Currency 1020005 640

個人事業主の方は、売上げがある程度上がってくると、法人化(法人成り)を考える必要が出てきます。

そこで、以下では、個人事業主の方が法人成りを行う際のメリットについて解説します。

所得税が節約できる

個人事業主の方の法人化のメリットは、まず、所得税の節約です。

所得税は超過累進課税を採用しているため、所得水準が高くなればなるほど、より高い税率が適用されるようになります。

例えば、個人事業主の1,000万円の所得に適用される税率は30%です。

一方、法人の1,000万円の所得を、500万円ずつ役員報酬として支払った場合には、500万円の所得に適用される税率は20%ですから、税率が10%軽減されます。

また、個人事業主の場合には、売上げから必要経費を引いた金額に対して所得税が課税されます。

しかし、法人の場合には、売上げから必要経費を差し引いた残部から、役員等に報酬を支払えば、さらに給与所得控除が利用できるので、その分の節税が可能になります。

なお、法人税の実効税率は約30%ですから、法人化による節税のメリットを最大限に享受するためには、法人利益のすべてを役員等への給与として支給する必要があります。

消費税の課税を先送りできる

個人事業主でも法人でも、課税対象年の前々年の消費税課税売上高が1,000万円を超えると、消費税の課税事業者となり、消費税の納税義務が発生します。
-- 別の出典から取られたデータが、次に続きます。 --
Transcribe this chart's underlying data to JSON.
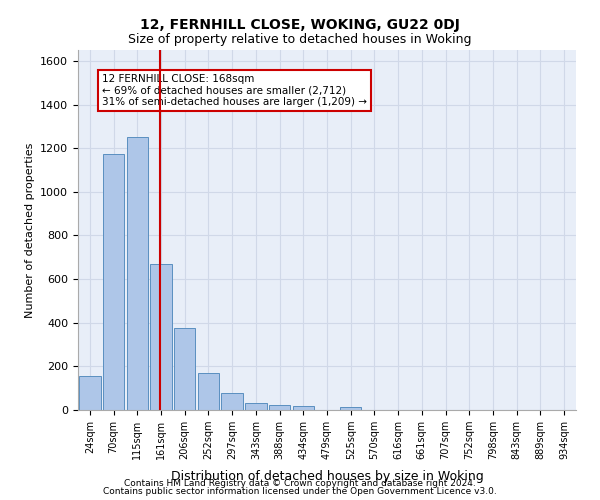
{
  "title1": "12, FERNHILL CLOSE, WOKING, GU22 0DJ",
  "title2": "Size of property relative to detached houses in Woking",
  "xlabel": "Distribution of detached houses by size in Woking",
  "ylabel": "Number of detached properties",
  "categories": [
    "24sqm",
    "70sqm",
    "115sqm",
    "161sqm",
    "206sqm",
    "252sqm",
    "297sqm",
    "343sqm",
    "388sqm",
    "434sqm",
    "479sqm",
    "525sqm",
    "570sqm",
    "616sqm",
    "661sqm",
    "707sqm",
    "752sqm",
    "798sqm",
    "843sqm",
    "889sqm",
    "934sqm"
  ],
  "values": [
    155,
    1175,
    1250,
    670,
    375,
    170,
    80,
    30,
    25,
    18,
    0,
    13,
    0,
    0,
    0,
    0,
    0,
    0,
    0,
    0,
    0
  ],
  "bar_color": "#aec6e8",
  "bar_edge_color": "#5a8fc0",
  "vline_x": 3,
  "vline_color": "#cc0000",
  "annotation_text": "12 FERNHILL CLOSE: 168sqm\n← 69% of detached houses are smaller (2,712)\n31% of semi-detached houses are larger (1,209) →",
  "annotation_box_color": "#ffffff",
  "annotation_box_edge": "#cc0000",
  "ylim": [
    0,
    1650
  ],
  "yticks": [
    0,
    200,
    400,
    600,
    800,
    1000,
    1200,
    1400,
    1600
  ],
  "grid_color": "#d0d8e8",
  "background_color": "#e8eef8",
  "footer_line1": "Contains HM Land Registry data © Crown copyright and database right 2024.",
  "footer_line2": "Contains public sector information licensed under the Open Government Licence v3.0."
}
さて、個人事業主の方が順調に業績を上げ、ある年の消費税課税売上高が1,000万円を超えると、その翌々年から消費税が課税されます。

しかし、消費税課税売上高が1,000万円を超えた年の翌年中に、法人成りをしておくと、さらに、2年間(事業期間を1月から12月とした場合)、消費税の免税事業者でいられます。

消費税の課税を先送りできることも、法人成りのメリットになります。

助成金が利用できるようになる

法人化をして、雇用保険の対象となる従業員を雇うと、雇用保険の適用事業主となります。

雇用保険の適用事業主となると、厚生労働省等が管轄する様々な雇用関係の助成金の利用が可能になります。

この助成金は、支給申請が比較的簡単で、しかも、返還が不要なので、非常に有難い資金となっています。

個人事業主の場合は、この助成金が利用できませんから、助成金が利用できるようになるということは、法人化のメリットの1つになります。

社会保険に加入できるようになる

法人化した場合、健康保険・厚生年金の社会保険に加入できるようになります。

個人事業主の場合には、一定以上の事業規模がないと、原則として、社会保険に加入できないのですが、法人の場合には規模にかかわらず社会保険に加入できます。

社会保険は、報酬等の水準によって保険料が高くなるというデメリットもありますが、国民健康保険や国民年金よりも保障が手厚いので、より安心に暮らせるようになります。

社会保険に加入できるようになるということも、法人化のメリットの1つになります。